SELECT COUNT(topics.id) AS count_topics_id, tags.id, tags.name AS tags_id_tags_name
FROM "tags"
LEFT JOIN topic_tags ON tags.id = topic_tags.tag_id
LEFT JOIN topics ON topics.id = topic_tags.topic_id AND topics.deleted_at IS NULL
WHERE (topics.category_id in (3,5,12,11,9,6,8,1,7,10,2,4))
GROUP BY tags.id, tags.name
ORDER BY count_topics_id DESC
LIMIT 30
This query will be effective by enabling Show a dropdown a filter a topic list by tag. and disabling Show tags in alphabetical order. Configuration as below:
And the table topic_tags has more than 3 million records. The query will run 4 seconds.
Improving this performance is a bit tricky. I think we’ll need to change the functionality of that filter. This case is easy and can be optimized now that we normalize the number of times a tag has been used:
But when scoped to a category, we currently re-count how many times every tag has been used in topics in that category and sub-categories and then sort.

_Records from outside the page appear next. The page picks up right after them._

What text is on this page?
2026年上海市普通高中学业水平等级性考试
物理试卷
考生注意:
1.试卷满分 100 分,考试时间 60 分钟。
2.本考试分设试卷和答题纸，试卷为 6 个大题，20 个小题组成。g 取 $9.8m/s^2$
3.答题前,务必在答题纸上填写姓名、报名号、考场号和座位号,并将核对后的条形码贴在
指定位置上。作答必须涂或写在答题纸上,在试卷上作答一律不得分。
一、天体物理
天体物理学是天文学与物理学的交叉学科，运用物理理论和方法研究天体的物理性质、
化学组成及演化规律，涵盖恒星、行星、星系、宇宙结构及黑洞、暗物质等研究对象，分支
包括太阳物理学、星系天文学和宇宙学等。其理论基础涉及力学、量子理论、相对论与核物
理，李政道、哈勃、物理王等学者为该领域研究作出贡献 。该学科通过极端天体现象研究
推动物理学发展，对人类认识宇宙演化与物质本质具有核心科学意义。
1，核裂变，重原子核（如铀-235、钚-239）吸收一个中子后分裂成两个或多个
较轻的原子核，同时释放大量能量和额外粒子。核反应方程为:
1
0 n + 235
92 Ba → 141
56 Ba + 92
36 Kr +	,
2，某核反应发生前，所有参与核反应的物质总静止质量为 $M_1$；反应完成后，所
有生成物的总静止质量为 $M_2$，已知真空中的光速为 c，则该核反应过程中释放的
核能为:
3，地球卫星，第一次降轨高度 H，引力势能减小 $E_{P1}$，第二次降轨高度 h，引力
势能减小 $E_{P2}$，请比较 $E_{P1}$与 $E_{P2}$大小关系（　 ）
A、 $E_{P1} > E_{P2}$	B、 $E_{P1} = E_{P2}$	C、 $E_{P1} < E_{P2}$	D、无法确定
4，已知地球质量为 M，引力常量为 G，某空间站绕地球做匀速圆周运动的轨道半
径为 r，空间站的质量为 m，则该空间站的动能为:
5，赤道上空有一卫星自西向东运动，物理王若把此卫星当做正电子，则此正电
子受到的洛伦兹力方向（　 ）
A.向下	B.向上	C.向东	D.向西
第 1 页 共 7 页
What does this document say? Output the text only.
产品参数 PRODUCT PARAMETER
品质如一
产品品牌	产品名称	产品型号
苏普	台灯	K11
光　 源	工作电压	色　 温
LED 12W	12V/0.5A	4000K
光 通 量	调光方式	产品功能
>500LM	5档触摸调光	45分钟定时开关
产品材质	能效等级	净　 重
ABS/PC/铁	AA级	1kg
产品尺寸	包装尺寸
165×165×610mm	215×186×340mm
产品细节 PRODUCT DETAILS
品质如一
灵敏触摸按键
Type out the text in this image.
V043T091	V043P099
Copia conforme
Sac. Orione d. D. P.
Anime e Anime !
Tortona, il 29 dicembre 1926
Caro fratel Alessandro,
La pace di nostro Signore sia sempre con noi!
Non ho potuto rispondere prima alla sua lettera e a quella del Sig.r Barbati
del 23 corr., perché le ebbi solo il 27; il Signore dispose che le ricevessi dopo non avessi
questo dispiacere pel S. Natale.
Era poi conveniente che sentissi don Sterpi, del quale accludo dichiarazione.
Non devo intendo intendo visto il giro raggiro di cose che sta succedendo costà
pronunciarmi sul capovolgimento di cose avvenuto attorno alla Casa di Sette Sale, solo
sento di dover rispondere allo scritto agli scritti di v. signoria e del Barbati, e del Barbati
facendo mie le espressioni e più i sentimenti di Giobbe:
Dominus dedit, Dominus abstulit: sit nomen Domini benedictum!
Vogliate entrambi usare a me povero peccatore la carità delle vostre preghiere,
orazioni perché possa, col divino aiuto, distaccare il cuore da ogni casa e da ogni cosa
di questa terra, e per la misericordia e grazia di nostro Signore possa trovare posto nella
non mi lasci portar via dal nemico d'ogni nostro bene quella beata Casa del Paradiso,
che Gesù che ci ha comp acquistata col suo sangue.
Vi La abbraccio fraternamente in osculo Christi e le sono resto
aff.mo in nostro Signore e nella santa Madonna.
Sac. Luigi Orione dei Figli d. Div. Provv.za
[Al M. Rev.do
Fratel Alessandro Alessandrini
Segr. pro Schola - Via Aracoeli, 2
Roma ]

Also included in the query is which categories you have permission to see. Tags allowed only in private categories shouldn’t be exposed in this filter.
One option is to only show tags used in the category, but sort by their global counts instead of category-specific counts.
I just question the entire premise of this, is 3 million tags even a real use case?
I guess we could create a “category_tag” table and keep it up to date then sort on that. But I really want to deal with some real world data here before going crazy.
@david , you’re right. It’s 20 unique tags. And 1~5 tags per topic. @sam, please refer to Tags - Stack Overflow. You will see the real world data could be way more than 3 million records in topic_tags table.
Do you see any errors in your logs that mention “category_tag_stats”? There’s a job that runs which will initialize the stats needed by the dropdown. It might take a while to run on your database, but should have completed.